The End of Loneliness
- First edition (in German)
- Author: Benedict Wells
- Original title: Vom Ende der Einsamkeit
- Translator: Charlotte Collins
- Language: German
- Publisher: Diogenes Verlag
- Publication date: 2016
- Publication place: Germany
- Published in English: 2018
- Media type: Print
- Pages: 463 pp
- ISBN: 978-3-257-06958-7
- OCLC: 1240338612
- Preceded by: Fast genial (Almost Ingenious)
- Followed by: Die Wahrheit über das Lügen (The Truth About Lying)

= The End of Loneliness =

2016 novel by Benedict Wells

The End of Loneliness (Vom Ende der Einsamkeit) is a 2016 German novel by Benedict Wells. It was published in February 2016 by Diogenes Verlag. It remained on the German bestseller list for more than 80 weeks. The English version was translated by Charlotte Collins and published in 2018 by Sceptre. It was Wells' first book to be translated into English.

==Plot==

Jules Moreau's parents are killed in a car crash. He is sent to boarding school with his brother Marty and sister Liz. He befriends Alva, a fellow pupil. Marty's friend Toni pursues Liz, unsuccessfully. Jules desires Alva and is angered when he finds her having sex with another man.

Years later, he gets in touch with Alva and they meet. Alva has married A.N. Romanov, an author many years her senior. They invite Jules to stay with them in Switzerland. The elderly Romanov is becoming forgetful. He keeps guns in the cellar, and recalls his father's suicide. Jules and Romanov work on their novels in the same room. Jules and Alva begin an affair. Romanov declares his intention to kill himself before he loses his mind, and asks Jules to help him. Jules later finds Romanov in the cellar, and places a gun in his hand, then leaves before Romanov kills himself.

Alva and Jules have twins. Jules finishes Romanov's last novel. Alva is diagnosed with leukemia. She is cured by chemotherapy, but it recurs. Alva dies. Jules crashes his motorcycle.
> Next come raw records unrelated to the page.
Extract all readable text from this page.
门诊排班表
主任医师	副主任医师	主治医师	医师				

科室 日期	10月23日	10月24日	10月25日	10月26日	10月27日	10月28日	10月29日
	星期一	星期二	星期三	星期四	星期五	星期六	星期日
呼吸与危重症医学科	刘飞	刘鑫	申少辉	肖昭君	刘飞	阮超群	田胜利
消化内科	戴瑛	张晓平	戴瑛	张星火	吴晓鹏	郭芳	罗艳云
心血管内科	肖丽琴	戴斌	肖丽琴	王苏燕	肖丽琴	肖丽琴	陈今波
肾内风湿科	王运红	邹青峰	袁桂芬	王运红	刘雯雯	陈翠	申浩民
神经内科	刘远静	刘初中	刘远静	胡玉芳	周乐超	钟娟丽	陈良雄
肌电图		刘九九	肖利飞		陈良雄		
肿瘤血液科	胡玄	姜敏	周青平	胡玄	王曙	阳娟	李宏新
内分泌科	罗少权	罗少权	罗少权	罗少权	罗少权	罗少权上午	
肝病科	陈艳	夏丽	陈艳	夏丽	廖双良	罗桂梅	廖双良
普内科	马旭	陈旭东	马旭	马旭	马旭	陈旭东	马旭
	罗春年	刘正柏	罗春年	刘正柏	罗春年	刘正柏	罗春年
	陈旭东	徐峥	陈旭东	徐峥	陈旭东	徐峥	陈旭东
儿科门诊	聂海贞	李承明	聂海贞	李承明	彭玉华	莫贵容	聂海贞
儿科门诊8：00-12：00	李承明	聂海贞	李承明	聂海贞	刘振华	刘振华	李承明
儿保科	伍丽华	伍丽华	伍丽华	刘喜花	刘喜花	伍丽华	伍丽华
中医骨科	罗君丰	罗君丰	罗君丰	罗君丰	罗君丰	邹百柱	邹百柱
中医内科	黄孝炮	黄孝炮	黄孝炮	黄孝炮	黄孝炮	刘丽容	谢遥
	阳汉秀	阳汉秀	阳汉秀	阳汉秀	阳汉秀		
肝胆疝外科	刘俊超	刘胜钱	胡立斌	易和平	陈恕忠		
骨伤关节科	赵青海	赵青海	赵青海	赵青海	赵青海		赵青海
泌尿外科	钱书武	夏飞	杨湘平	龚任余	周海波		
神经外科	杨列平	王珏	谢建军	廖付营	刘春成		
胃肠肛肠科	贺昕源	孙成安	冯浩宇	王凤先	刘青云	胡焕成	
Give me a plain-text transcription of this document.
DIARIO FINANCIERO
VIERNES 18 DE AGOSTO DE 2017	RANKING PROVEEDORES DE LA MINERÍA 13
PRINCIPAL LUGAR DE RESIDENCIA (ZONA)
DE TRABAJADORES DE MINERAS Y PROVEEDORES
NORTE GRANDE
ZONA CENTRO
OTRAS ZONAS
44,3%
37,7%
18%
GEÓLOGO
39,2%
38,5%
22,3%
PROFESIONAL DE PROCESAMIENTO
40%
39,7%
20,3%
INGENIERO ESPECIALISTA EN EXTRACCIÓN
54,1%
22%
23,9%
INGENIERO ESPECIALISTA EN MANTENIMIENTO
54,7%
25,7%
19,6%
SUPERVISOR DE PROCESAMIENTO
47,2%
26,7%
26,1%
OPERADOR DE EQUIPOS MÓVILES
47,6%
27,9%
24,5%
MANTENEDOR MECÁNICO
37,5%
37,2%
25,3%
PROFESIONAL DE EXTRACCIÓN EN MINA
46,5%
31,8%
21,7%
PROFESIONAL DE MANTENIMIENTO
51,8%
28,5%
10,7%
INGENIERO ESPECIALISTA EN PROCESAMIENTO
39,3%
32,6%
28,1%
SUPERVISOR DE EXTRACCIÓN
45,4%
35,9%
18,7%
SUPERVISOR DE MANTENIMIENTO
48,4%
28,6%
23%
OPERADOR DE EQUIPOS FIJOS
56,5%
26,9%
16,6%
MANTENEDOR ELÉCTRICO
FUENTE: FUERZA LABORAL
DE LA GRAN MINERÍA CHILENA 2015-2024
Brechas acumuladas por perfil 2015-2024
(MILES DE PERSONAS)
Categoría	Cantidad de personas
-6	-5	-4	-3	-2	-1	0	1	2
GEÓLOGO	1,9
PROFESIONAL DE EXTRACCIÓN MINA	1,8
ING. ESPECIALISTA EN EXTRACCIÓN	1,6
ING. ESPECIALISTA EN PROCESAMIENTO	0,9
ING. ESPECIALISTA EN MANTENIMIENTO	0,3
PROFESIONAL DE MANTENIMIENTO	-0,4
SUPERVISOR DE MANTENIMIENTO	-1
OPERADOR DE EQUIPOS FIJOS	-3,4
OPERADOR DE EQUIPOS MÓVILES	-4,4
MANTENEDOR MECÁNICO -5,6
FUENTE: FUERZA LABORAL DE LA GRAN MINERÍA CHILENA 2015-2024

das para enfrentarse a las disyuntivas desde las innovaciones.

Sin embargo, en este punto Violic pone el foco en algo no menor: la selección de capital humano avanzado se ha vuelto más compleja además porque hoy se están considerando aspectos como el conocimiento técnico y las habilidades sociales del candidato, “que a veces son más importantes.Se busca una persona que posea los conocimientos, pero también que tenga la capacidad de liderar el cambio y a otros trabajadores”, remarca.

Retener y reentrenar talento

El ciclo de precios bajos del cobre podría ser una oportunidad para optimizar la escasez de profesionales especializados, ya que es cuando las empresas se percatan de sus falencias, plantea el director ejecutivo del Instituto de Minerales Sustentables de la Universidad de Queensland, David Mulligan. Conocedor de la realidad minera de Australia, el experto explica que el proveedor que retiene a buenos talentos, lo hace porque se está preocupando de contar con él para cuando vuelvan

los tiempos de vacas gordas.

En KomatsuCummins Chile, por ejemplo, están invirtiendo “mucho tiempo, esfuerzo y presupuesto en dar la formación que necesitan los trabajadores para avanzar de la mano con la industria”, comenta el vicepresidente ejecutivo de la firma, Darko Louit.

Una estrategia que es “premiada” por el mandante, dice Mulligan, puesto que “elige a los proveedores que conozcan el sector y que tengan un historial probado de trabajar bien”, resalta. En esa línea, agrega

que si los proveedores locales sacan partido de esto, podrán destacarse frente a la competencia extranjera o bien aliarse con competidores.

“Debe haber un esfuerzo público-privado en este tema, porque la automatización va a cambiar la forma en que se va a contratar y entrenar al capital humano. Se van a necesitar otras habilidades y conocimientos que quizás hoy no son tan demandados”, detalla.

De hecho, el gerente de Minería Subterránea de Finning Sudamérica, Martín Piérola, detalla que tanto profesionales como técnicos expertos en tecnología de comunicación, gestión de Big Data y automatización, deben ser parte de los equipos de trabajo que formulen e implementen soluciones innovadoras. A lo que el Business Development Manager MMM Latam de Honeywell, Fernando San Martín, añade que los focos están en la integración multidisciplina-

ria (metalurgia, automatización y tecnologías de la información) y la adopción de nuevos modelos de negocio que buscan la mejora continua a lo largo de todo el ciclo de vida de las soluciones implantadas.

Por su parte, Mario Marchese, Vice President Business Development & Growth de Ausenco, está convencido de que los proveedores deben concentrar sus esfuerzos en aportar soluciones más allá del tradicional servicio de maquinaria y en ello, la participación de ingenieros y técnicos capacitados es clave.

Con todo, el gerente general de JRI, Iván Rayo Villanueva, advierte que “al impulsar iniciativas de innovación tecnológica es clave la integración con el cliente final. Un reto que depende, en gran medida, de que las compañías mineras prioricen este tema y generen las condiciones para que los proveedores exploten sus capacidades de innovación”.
Marty and his wife Elena cannot have children. Liz has had a string of lovers, but never married. She sleeps with Toni because she wants a child, but stops after she becomes pregnant.

==Reception==
Kirkus Reviews wrote "The book's earnestness weighs it down from time to time, but overall Wells has written a tender, affecting novel, one that packs a lot into a slender frame." Publishers Weekly described it as "satisfying... in prose both beautiful and sparse enough to cut clearly to the question at the novel's heart: how one copes with loss that isn't—or doesn't have to be—permanent." Deutsche Welle called it "affecting and accomplished".

A review in The Philadelphia Inquirer described it as "lovingly translated"; however, a review in the Irish Times found the translation "stilted".

Vogue magazine named it one of the best novels of 2019.

==Awards==

The book was awarded the 2016 European Union Prize for Literature. The jury said "Wells has created a novel whose strength lies in the characters who, despite all their sadness, exude a [...] warmth. [...] This success is based on Wells' extraordinary imagination, a gift rarely encountered these days."

It was awarded the Ravensburger Verlag Foundation book prize. The jury described it as "a clever work about loss and preservation, about slow self-discovery, about the power of the past, comforting regardless of its sadness, sometimes even funny."

It was longlisted for the Dublin Literary Award. It was awarded the 2018 Euregio student literature prize. It was voted "Favorite Book of the Independent Book Trade" in 2016.